The labor of love may look perfect on stage, but it’s been a years-long process. Alade says that she has been perfecting her movement craft for more than 12 years. When he started, he could barely touch his toes, she said, according to Jam Press.

The dancer made waves with the contortions of his body in "Brittany's Got Talent" in 2015.
The dancer made waves with his body contortions on “Britain’s Got Talent” in 2015.
Jam Press/Bonetics

Wing in your kitchen with a contorted body.
His joints seem gelatinous, yet Alade says he stretches every day for maximum flexibility.
Jam Press/Bonetics

The key to being gelatinous and double jointed? Stretching every day, Alade told the outlet.

“I love moving very fluidly, almost like I don’t have a bone in my body, to create a look that’s very illusory.”

The flexible Briton, inspired by yoga and contortion practices, said he trained for two straight weeks to achieve the coveted world record on February 4 this year.

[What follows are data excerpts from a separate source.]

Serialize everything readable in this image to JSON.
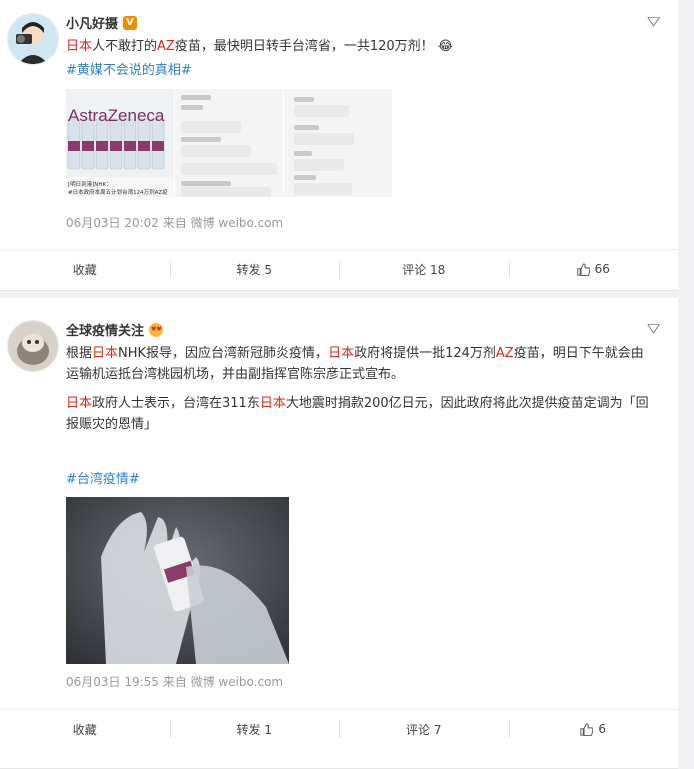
{
  "posts": [
    {
      "user": "小凡好摄",
      "verified": "V",
      "text": [
        {
          "t": "日本",
          "red": true
        },
        {
          "t": "人不敢打的",
          "red": false
        },
        {
          "t": "AZ",
          "red": true
        },
        {
          "t": "疫苗，最快明日转手台湾省，一共120万剂！",
          "red": false
        }
      ],
      "emoji_face": "😂",
      "hashtag": "#黄媒不会说的真相#",
      "images": {
        "brand": "AstraZeneca",
        "caption_left": "[明日到港]NHK：",
        "caption_right": "#日本政府本周五计划台湾124万剂AZ疫"
      },
      "meta": "06月03日 20:02  来自 微博 weibo.com",
      "actions": {
        "collect": "收藏",
        "repost": "转发 5",
        "comment": "评论 18",
        "like": "66"
      }
    },
    {
      "user": "全球疫情关注",
      "verified": "",
      "para1": [
        {
          "t": "根据",
          "red": false
        },
        {
          "t": "日本",
          "red": true
        },
        {
          "t": "NHK报导，因应台湾新冠肺炎疫情，",
          "red": false
        },
        {
          "t": "日本",
          "red": true
        },
        {
          "t": "政府将提供一批124万剂",
          "red": false
        },
        {
          "t": "AZ",
          "red": true
        },
        {
          "t": "疫苗，明日下午就会由运输机运抵台湾桃园机场，并由副指挥官陈宗彦正式宣布。",
          "red": false
        }
      ],
      "para2": [
        {
          "t": "日本",
          "red": true
        },
        {
          "t": "政府人士表示，台湾在311东",
          "red": false
        },
        {
          "t": "日本",
          "red": true
        },
        {
          "t": "大地震时捐款200亿日元，因此政府将此次提供疫苗定调为「回报赈灾的恩情」",
          "red": false
        }
      ],
      "hashtag": "#台湾疫情#",
      "meta": "06月03日 19:55  来自 微博 weibo.com",
      "actions": {
        "collect": "收藏",
        "repost": "转发 1",
        "comment": "评论 7",
        "like": "6"
      }
    }
  ],
  "icons": [
    "chevron-down-icon",
    "thumb-up-icon",
    "verified-badge-icon",
    "laughing-emoji-icon",
    "heart-eyes-emoji-icon"
  ],
  "colors": {
    "keyword": "#e0271a",
    "hashtag": "#2e7fd0",
    "meta": "#999999",
    "background": "#f2f2f5"
  }
}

Alade poses with her legs and arms behind her head, balancing on her biceps.
Alade poses with her legs and arms behind her head, balancing on her bicep.
Jam Press/Bonetics

Alade hopes aspiring flexors will look to his movements for inspiration.

“This is not natural and anyone can do it with hard work. In the same way that you have to work out in the gym to gain muscle and strength, it is the same way that you have to stretch to gain more flexibility and mobility,” he said, according to Jam Press.

“Most people would train for months, but I was sure I could still do it, and I did.”